Router crashed? Ethernet switch broken? Remote crashed?

How long do you expect the other side not sending anything while still
healthy? 10 seconds, 1 hour, 5 days, 2 years?

Lets assume, you've connected your home in London with your smartphone
being in Johannesburg. An application running on the smartphone waits on
a TCP socket for a burglar alarm message from your home server. Suddenly
somewhere between these two locations an Internet router died. After a
few minutes this was fixed. Hours later a bad guy breaks into your house
and the alarm message is sent to your smartphone. Until then nothing had
been exchanged between the two end points except the very first
connection handshake, possibly many days ago.
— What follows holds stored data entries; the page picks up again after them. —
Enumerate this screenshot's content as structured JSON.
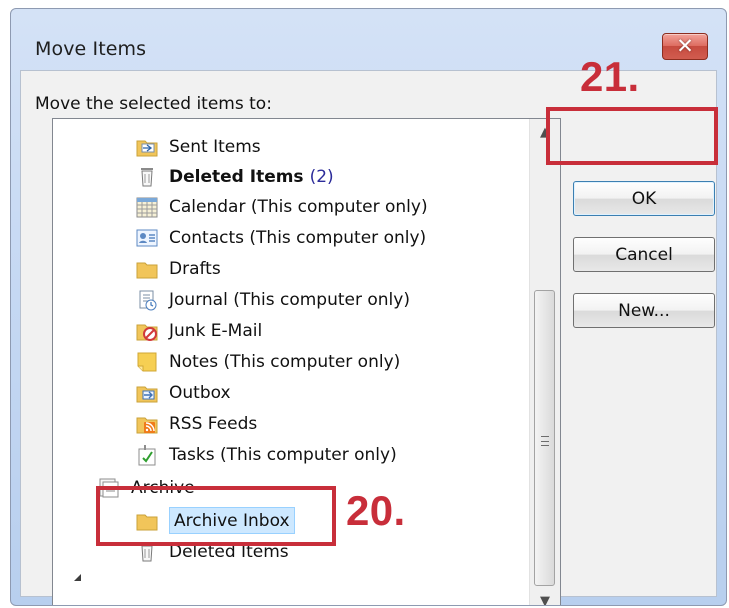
{
  "dialog": {
    "title": "Move Items",
    "prompt": "Move the selected items to:",
    "close_glyph": "✕"
  },
  "tree": {
    "items": [
      {
        "label": "Sent Items",
        "icon": "sent-items-icon"
      },
      {
        "label": "Deleted Items",
        "count": "(2)",
        "icon": "deleted-items-icon",
        "bold": true
      },
      {
        "label": "Calendar (This computer only)",
        "icon": "calendar-icon"
      },
      {
        "label": "Contacts (This computer only)",
        "icon": "contacts-icon"
      },
      {
        "label": "Drafts",
        "icon": "drafts-icon"
      },
      {
        "label": "Journal (This computer only)",
        "icon": "journal-icon"
      },
      {
        "label": "Junk E-Mail",
        "icon": "junk-email-icon"
      },
      {
        "label": "Notes (This computer only)",
        "icon": "notes-icon"
      },
      {
        "label": "Outbox",
        "icon": "outbox-icon"
      },
      {
        "label": "RSS Feeds",
        "icon": "rss-feeds-icon"
      },
      {
        "label": "Tasks (This computer only)",
        "icon": "tasks-icon"
      },
      {
        "label": "Archive",
        "icon": "archive-folder-icon",
        "expander": "collapse-triangle-icon"
      },
      {
        "label": "Archive Inbox",
        "icon": "archive-inbox-icon",
        "selected": true
      },
      {
        "label": "Deleted Items",
        "icon": "archive-deleted-items-icon"
      }
    ],
    "scroll_up_glyph": "▲",
    "scroll_down_glyph": "▼"
  },
  "buttons": {
    "ok": "OK",
    "cancel": "Cancel",
    "new": "New..."
  },
  "annotations": {
    "ok_step": "21.",
    "archive_step": "20.",
    "highlight_color": "#c82e3a"
  }
}
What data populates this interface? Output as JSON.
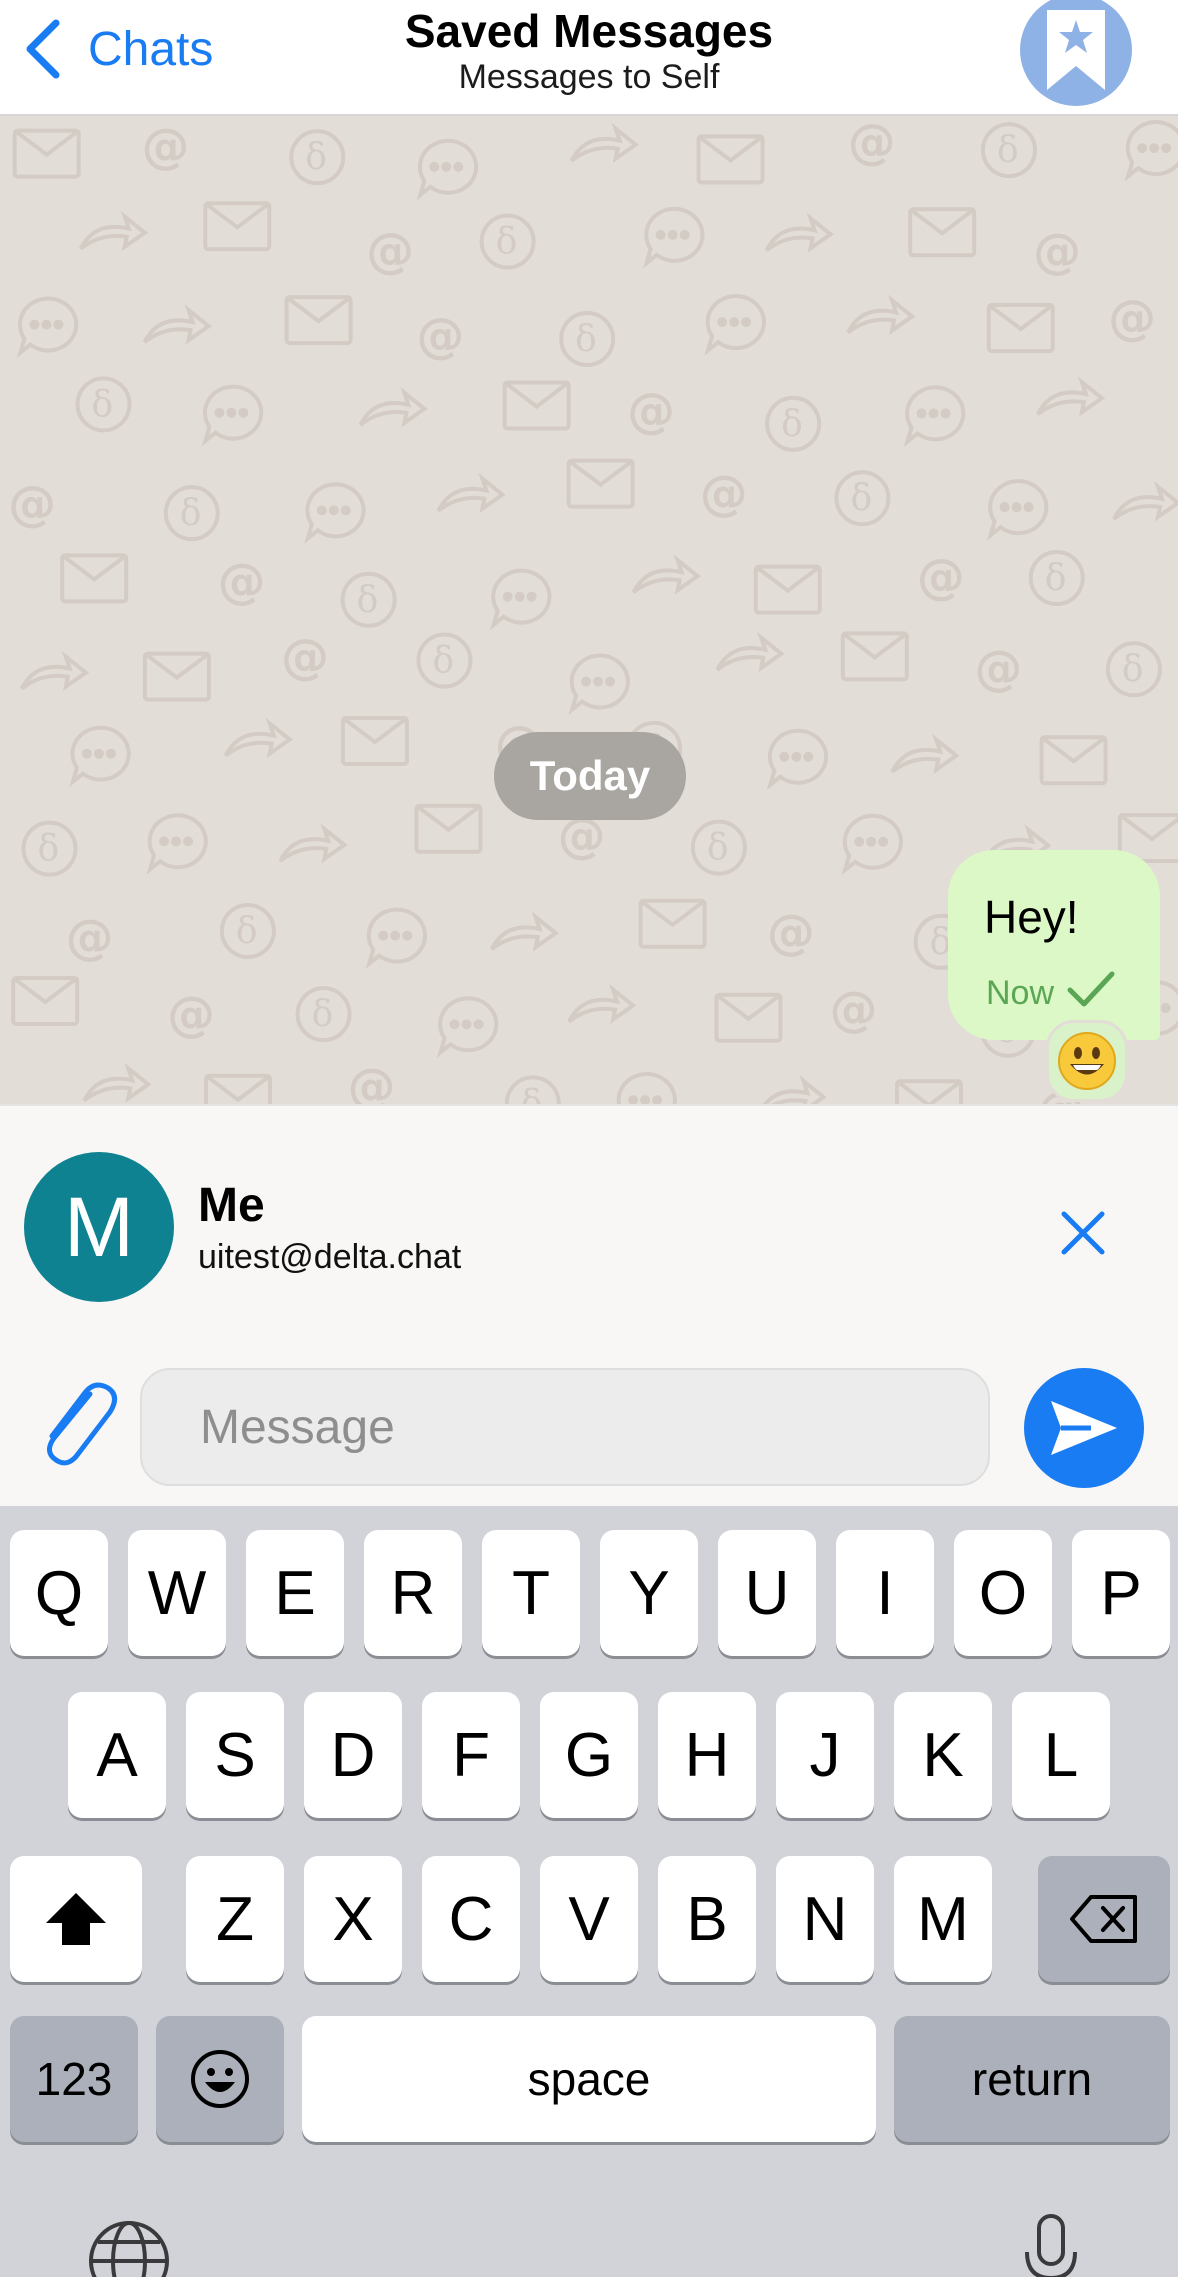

This is, what TCP/IP is designed for: Reliable connections in an
unreliable environment with minimal traffic.

Regards,

Harald

P.S.: If you regularly want to check, that the route to the remote is
still available, you need to send some kind of probes, like ICMP echo
requests. However, the most reliable way is to send these probes on the
same TCP connection you are listening on. Otherwise you may miss a close
on the remote side during a temporary network breakdown or, more likely,
a remote reboot without connection close.